Now, fire hazards with the potential to turn a small blaze into an inferno. All of these public safety hazards, Springfield Police said, are linked back to the illegal growing and sale of marijuana.
“You’re talking about horrific, violent crime, and often in residential neighborhoods that you wouldn’t expect,” said Springfield Police Narcotics Captain Brian Keenan.
Keenan told Western Mass News he’s seeing more illegal grow operations than before recreational pot sales began legally two years ago. Part of it, he said, is driven by the demand for marijuana, that’s cheaper than what you’d find in a dispensary.
[How much less expensive is it?]
“I would say up to 50 percent,” he said.
Less restrictive laws, requiring 50 pounds in the home, before it’s a felony…
“The risk is relatively low,” he noted. “Marijuana is a giant cash cow.”
Keenan told us that the cash cow is turning into a raging bull of violence.
From November of 2018 to October 2020, Springfield Police said there were 38 homicides in the city, and 12 of them were related, either directly or indirectly, to illegal marijuana…and that’s just homicides.
“60-70 percent of the home invasions are due to marijuana,” Keenan explained.
In November of 2019, a Roosevelt home was invaded. Police said the person inside was on fire and tortured in the basement of the Roosevelt home., where an illegal growing operation was occurring.
Earlier that year, a man was shot several times and killed in this Francis Street home, which housed rooms full of illegal marijuana plants. Springfield Police said the suspects in this murder are being held in other states [and] on murder charges that are related to marijuana.
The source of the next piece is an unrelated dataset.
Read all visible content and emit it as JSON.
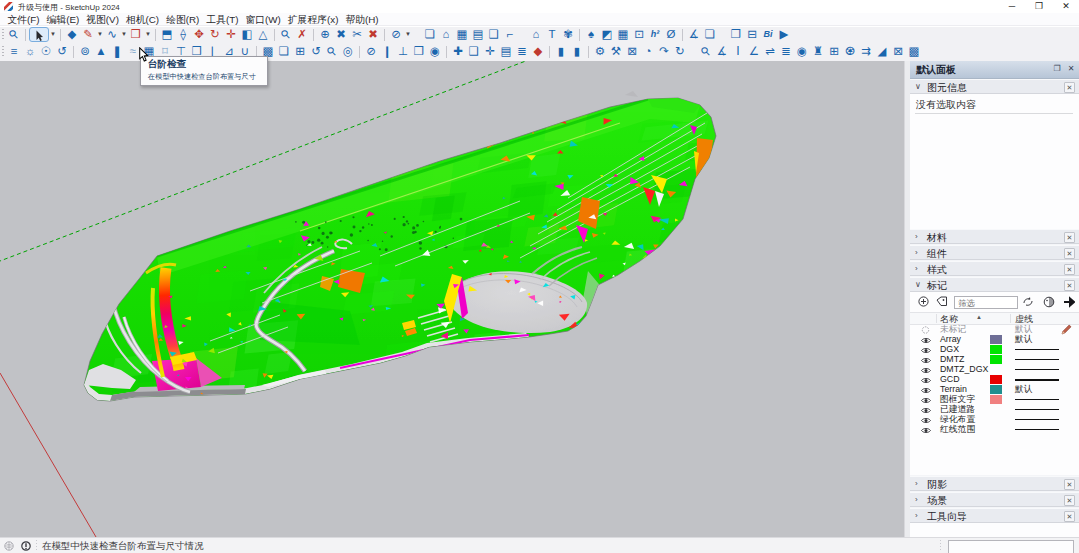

On Liberty Street in September, firefighters rushed to the scene of a beauty shop fire and discovered something else growing besides flames in other parts of the building.
“We came across a large marijuana grow operation going on in the warehouse behind and above where the fire was located,” said Springfield Fire Commissioner B.J. Calvi
Tools Calvi told Western Mass News are used to manufacture cannabis products, that can also become dangerous if ignited.
“They actually used butane to take the THC off the vegetation, and then they evaporate off the butane to get a pure product, and the butane creates a large fire hazard,” he explained.
Police said houses that grow tend to have a few features you can notice from the outside.
First, officials said there’s usually not a lot of people coming and going from the homes. Second, the windows are often blacked out or covered in plastic, and there’s often air-conditioning running 24/7, along with high-grade marijuana. You may even smell it from the outside.
“Sometimes there’s booby-trapped doorways and windows,” Keenan added. “Often, there [are] surveillance cameras around the entire property.”
He also said regularly, electrical systems at these operations are rigged, outside of code regulations. This to support grow lights and ventilation systems.
On Liberty Street, part of the building where they found marijuana ended up getting condemned.
Within the last three years, Springfield Police have found at least three large-scale growing operations in the city. Illegal marijuana was also found in multiple addresses in Monson and Palmer this past summer.
“Marijuana growing’s not an urban problem,” Keenan noted.
For the people willing to buy this cheaper marijuana, Springfield Police warn, it’s supporting an industry fueled by violence.
“The legalization of marijuana has resulted in a whole new subculture of people,” he said. “They’ve always been a problem, but they’re more regular now, more common than they were in the past.